Abstract
Background: Ischemic stroke is a leading cause of death and long-term disability. Promising neuroprotective compounds is urgent needed to break the clinical therapeutic limitation. Due to the brain energy particularity requirement, energy microenvironment, centered by mitochondrion is a new research hotspot in the ischemic stroke complex pathology. Neuroprotective agents, which are limited single target agents, and further limited their clinical effectiveness. Here, we studied the effect of Neferine (Nef), a bis-benzylisoquinline alkaloid extracted from the seed embryo of Nelumbo Nucifera Gaertn, on ischemic stroke and its underlying mitochondrial protective mechanism.
Methods: Permanent middle cerebral artery occlusion (pMCAO)-induced focal cerebral ischemia rats and tert-butyl hydroperoxide (t-BHP) injured PC12 cells were used to interpret the neuroprotective effect, especially energy microenvironment regulation by mitochondrion and mechanism of Nef in vivo and in vitro.

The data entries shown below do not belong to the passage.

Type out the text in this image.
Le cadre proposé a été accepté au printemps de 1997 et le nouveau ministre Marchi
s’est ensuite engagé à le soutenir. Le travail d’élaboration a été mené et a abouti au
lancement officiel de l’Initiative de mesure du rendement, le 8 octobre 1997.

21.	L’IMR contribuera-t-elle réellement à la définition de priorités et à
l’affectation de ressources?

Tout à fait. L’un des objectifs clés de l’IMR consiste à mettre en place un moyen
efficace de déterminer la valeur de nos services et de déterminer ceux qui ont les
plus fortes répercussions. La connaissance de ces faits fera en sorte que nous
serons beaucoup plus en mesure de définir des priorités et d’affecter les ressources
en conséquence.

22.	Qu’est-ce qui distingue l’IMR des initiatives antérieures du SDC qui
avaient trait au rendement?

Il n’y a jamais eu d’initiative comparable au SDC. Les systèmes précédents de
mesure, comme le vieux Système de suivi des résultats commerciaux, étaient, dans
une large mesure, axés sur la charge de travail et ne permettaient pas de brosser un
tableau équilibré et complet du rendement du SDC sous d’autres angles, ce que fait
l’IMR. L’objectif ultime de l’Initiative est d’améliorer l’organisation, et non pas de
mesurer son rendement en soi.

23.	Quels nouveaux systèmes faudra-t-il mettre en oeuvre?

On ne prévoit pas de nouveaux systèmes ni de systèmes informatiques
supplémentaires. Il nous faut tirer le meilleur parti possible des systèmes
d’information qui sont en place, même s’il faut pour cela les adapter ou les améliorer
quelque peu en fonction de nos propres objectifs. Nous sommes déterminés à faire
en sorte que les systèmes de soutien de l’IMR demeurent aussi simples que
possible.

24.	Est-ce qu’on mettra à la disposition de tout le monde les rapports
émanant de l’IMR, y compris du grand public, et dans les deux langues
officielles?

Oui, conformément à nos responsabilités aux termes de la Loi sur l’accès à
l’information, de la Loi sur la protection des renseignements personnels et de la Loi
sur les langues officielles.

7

Results: Nef protected t-BHP injured PC12 cells in vitro and ameliorated neurological score, infarct volume, regional cerebral blood flow, cerebral microstructure and oxidant related enzymes in pMCAO rat in vivo. It also prevented mitochondrial dysfunction both in vivo and in vitro. The underlying mechanism of mitochondrial protective effect of Nef might be attributed to the increased translocation of Nrf2 to nucleus. Furthermore, the translocation of Nrf2 to nucleus was also decreased by the knocked down of p62.
Conclusions: These data in this study demonstrated that Nef might have therapeutic potential for ischemic stroke and play its protective role through mitochondrial protection. And this protection might be attributed to the modulation of Nrf2 signaling.